Meanwhile, patronage on V/Line rail services had doubled in the previous decade, in part due to population growth and the increasing costs of car travel, but also as a result of the introduction of new VLocity trains which had substantially improved the comfort and reliability of commuter journeys to and from Melbourne. This unprecedented growth in demand for regional public transport resulted in capacity constraints becoming apparent on much of the V/Line network, limiting the provision of new services.

After public transport became a major issue at the 2014 Victorian election, the new Labor government led by Premier Daniel Andrews announced the commencement of public consultation for a Regional Network Development Plan in May 2015.

== Consultation and development ==
Public consultation meetings with the aim of establishing public transport priorities across the state began in June 2015. At the same time, an online forum was set up to facilitate comments on the state of transport services in regional Victoria.

The consultation process was led by a Regional Transport Advisory Group, co-chaired by Jaclyn Symes, a member of the Victorian Parliament's Legislative Council, and Richard Elkington, a member of the Gippsland Regional Development Committee.
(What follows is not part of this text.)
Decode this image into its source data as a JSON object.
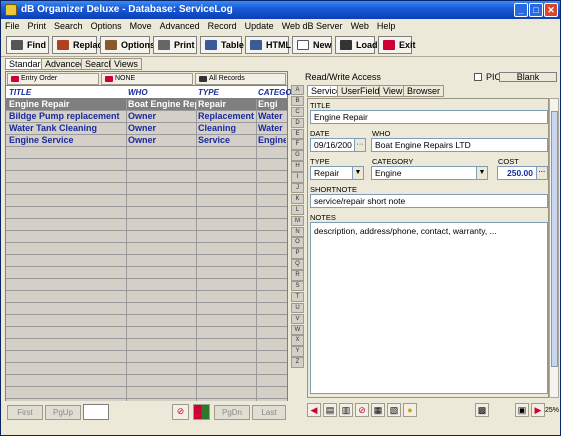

The group also included representative of planning and development bodies in the Wimmera region, Warrnambool, Bendigo, Wodonga, Shepparton and Ballarat; and a representative of the Transport Accident Commission.

38 "workshops" were held in various town centres during the consultation period, and were attended by about 1,400 people. In addition to this, approximately 1,700 surveys were returned in various formats, and 102 "detailed submissions" were made to the project by stakeholder groups.

The process received generally positive feedback in regional media outlets, with a number of established advocacy campaigns praising the opportunity for their demands to be discussed. The Ballarat Courier called the consultation a "solid start", but observed that significant investment would be required to realise any long-term benefits of the plan. The Weekly Times, a statewide newspaper with a rural focus, noted that it would be important for future planning to prioritise the needs identified in the consultation carefully.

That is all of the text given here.